Dalam aksi terorisme, anak-anak selalu menjadi korban. Bahkan, dia ikut sebagai subjek dalam aksi tersebut. Problemnya, bagaimana cara melakukan deradikalisasi terhadap anak-anak itu. Tidak mempan sekadar dinasihati.
’’Kok bisa anak-anak ini berani maju, membawa bom,’’ ujar Ahmad Cholis Hamzah seraya geleng-geleng. Pengurus Pusat Ikatan Alumni Universitas Airlangga itu masih ingat kronologi meledaknya bom di tiga gereja di Surabaya pada Minggu (13/5) dan Senin (14/5). Dua di antara tiga gereja tersebut diledakkan oleh anak-anak.
Cholis heran, mereka seperti tidak punya rasa takut. Masuk begitu saja ke pelataran gereja. Bom dililitkan di pinggang, dipangku di paha. Keberanian tersebut tidak mungkin terkumpul jika tidak dipengaruhi sesuatu. Ajaran yang mungkin dipupuk sejak lama oleh orang tuanya. ’’Lantas, bagaimana peran pendidikannya?’’ lanjut Cholis
Pertanyaan itu memantik diskusi cukup panjang di ruang redaksi Jawa Pos kemarin. Sebanyak 15 alumnus Universitas Airlangga berkumpul. Mereka datang dengan latar belakang beragam keilmuan. Banyak sudut pandang yang dipaparkan. Diskusi pun berlangsung gayeng.
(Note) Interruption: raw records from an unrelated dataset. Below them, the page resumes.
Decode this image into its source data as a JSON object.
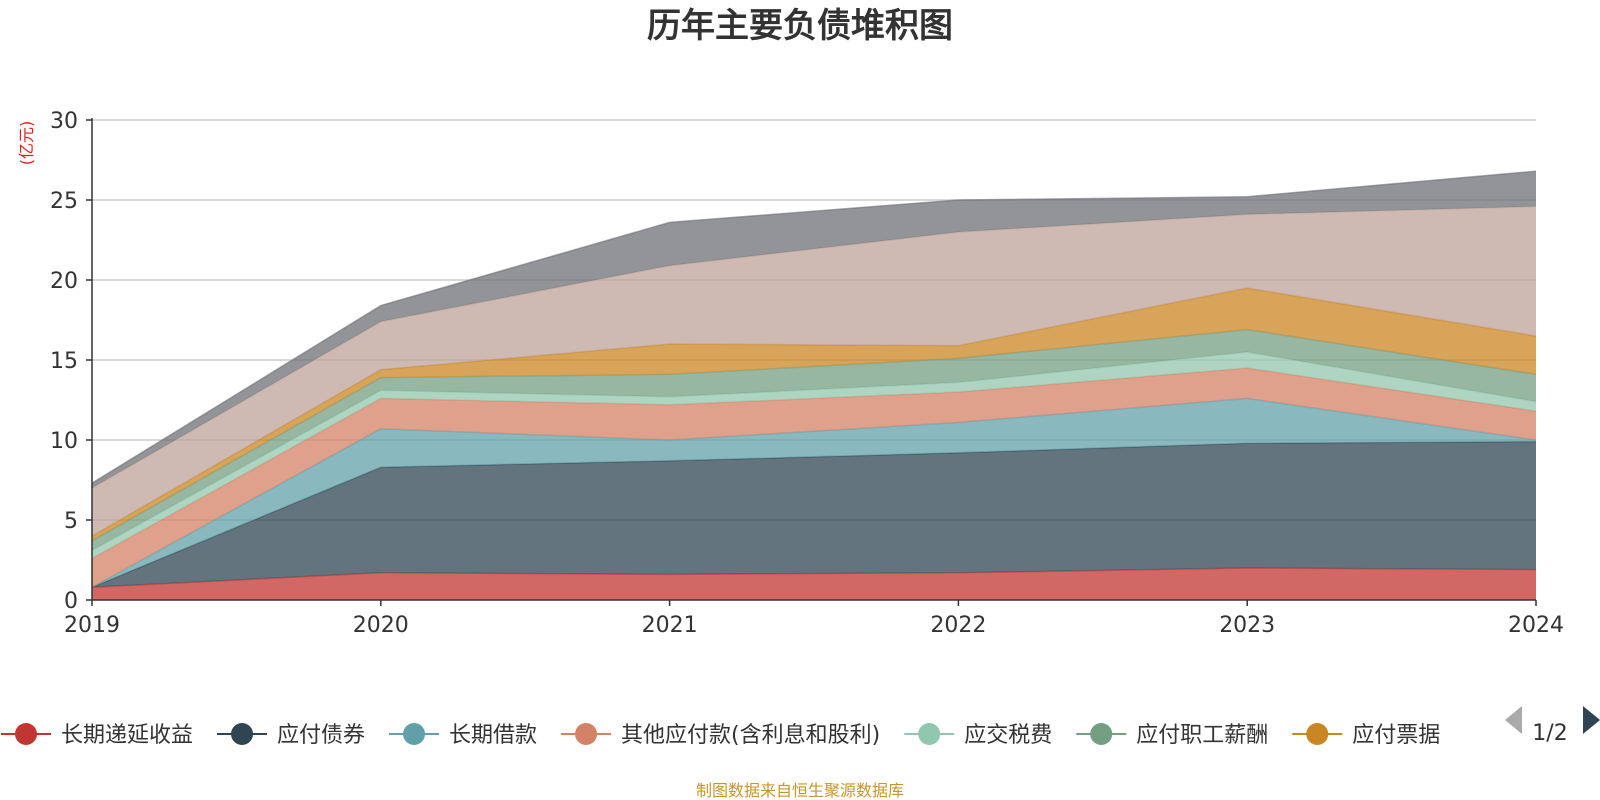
{
  "colors": {
    "title": "#333333",
    "unit": "#e02020",
    "source": "#c8952a",
    "axis": "#333333",
    "grid": "#cccccc",
    "pager_active": "#2f4554",
    "pager_inactive": "#aaaaaa"
  },
  "legend": {
    "page": "1/2",
    "prev_icon": "triangle-left-icon",
    "next_icon": "triangle-right-icon"
  },
  "source_note": "制图数据来自恒生聚源数据库",
  "chart_data": {
    "type": "area",
    "stacked": true,
    "title": "历年主要负债堆积图",
    "ylabel": "(亿元)",
    "xlabel": "",
    "x": [
      "2019",
      "2020",
      "2021",
      "2022",
      "2023",
      "2024"
    ],
    "ylim": [
      0,
      30
    ],
    "yticks": [
      0,
      5,
      10,
      15,
      20,
      25,
      30
    ],
    "grid": true,
    "legend_position": "bottom",
    "series": [
      {
        "name": "长期递延收益",
        "color": "#c23531",
        "values": [
          0.8,
          1.7,
          1.6,
          1.7,
          2.0,
          1.9
        ]
      },
      {
        "name": "应付债券",
        "color": "#2f4554",
        "values": [
          0.0,
          6.6,
          7.1,
          7.5,
          7.8,
          8.0
        ]
      },
      {
        "name": "长期借款",
        "color": "#61a0a8",
        "values": [
          0.0,
          2.4,
          1.3,
          1.9,
          2.8,
          0.1
        ]
      },
      {
        "name": "其他应付款(含利息和股利)",
        "color": "#d48265",
        "values": [
          1.8,
          1.9,
          2.2,
          1.9,
          1.9,
          1.8
        ]
      },
      {
        "name": "应交税费",
        "color": "#91c7ae",
        "values": [
          0.5,
          0.5,
          0.5,
          0.6,
          1.0,
          0.6
        ]
      },
      {
        "name": "应付职工薪酬",
        "color": "#749f83",
        "values": [
          0.6,
          0.8,
          1.4,
          1.5,
          1.4,
          1.7
        ]
      },
      {
        "name": "应付票据",
        "color": "#ca8622",
        "values": [
          0.3,
          0.5,
          1.9,
          0.8,
          2.6,
          2.4
        ]
      },
      {
        "name": "",
        "color": "#bda29a",
        "values": [
          3.0,
          3.0,
          4.9,
          7.1,
          4.6,
          8.1
        ]
      },
      {
        "name": "",
        "color": "#6e7074",
        "values": [
          0.3,
          1.0,
          2.7,
          2.0,
          1.1,
          2.2
        ]
      }
    ]
  }
}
Kasus semacam itu sebenarnya sudah cukup banyak ditemui di luar negeri. Misalnya, yang terjadi di Boko Haram. Namun, tidak lazim di Indonesia. Apalagi, anak-anak tersebut diajak orang tuanya.
Di antara anak-anak yang terlibat itu, ada yang selamat. Karena itu, merekalah yang perlu mendapat penanganan serius dari pemerintah. Mereka, lanjut Cholis, tidak bisa hanya dituturi. Dinasihati agar tidak berperilaku negatif dan destruktif. ’’Yang begini-begini tak akan mempan,’’ ujarnya.
Amira Paripurna menanggapi. Pengajar Departemen Pidana Fakultas Hukum Unair itu menilai bahwa pola terorisme yang melibatkan anak tersebut terbilang baru. Analisis sementara, keluarga adalah sel terkecil dalam struktur sosial. Tak perlu heran apabila intelijen kesulitan melacak mereka. Tidak seperti teroris yang bergerak per individu yang bergabung dalam satu kelompok. ’’Kalau masih dalam satu kelompok, kemungkinan masih bisa disusupi. Tapi, dalam keluarga, lebih sulit,’’ tuturnya.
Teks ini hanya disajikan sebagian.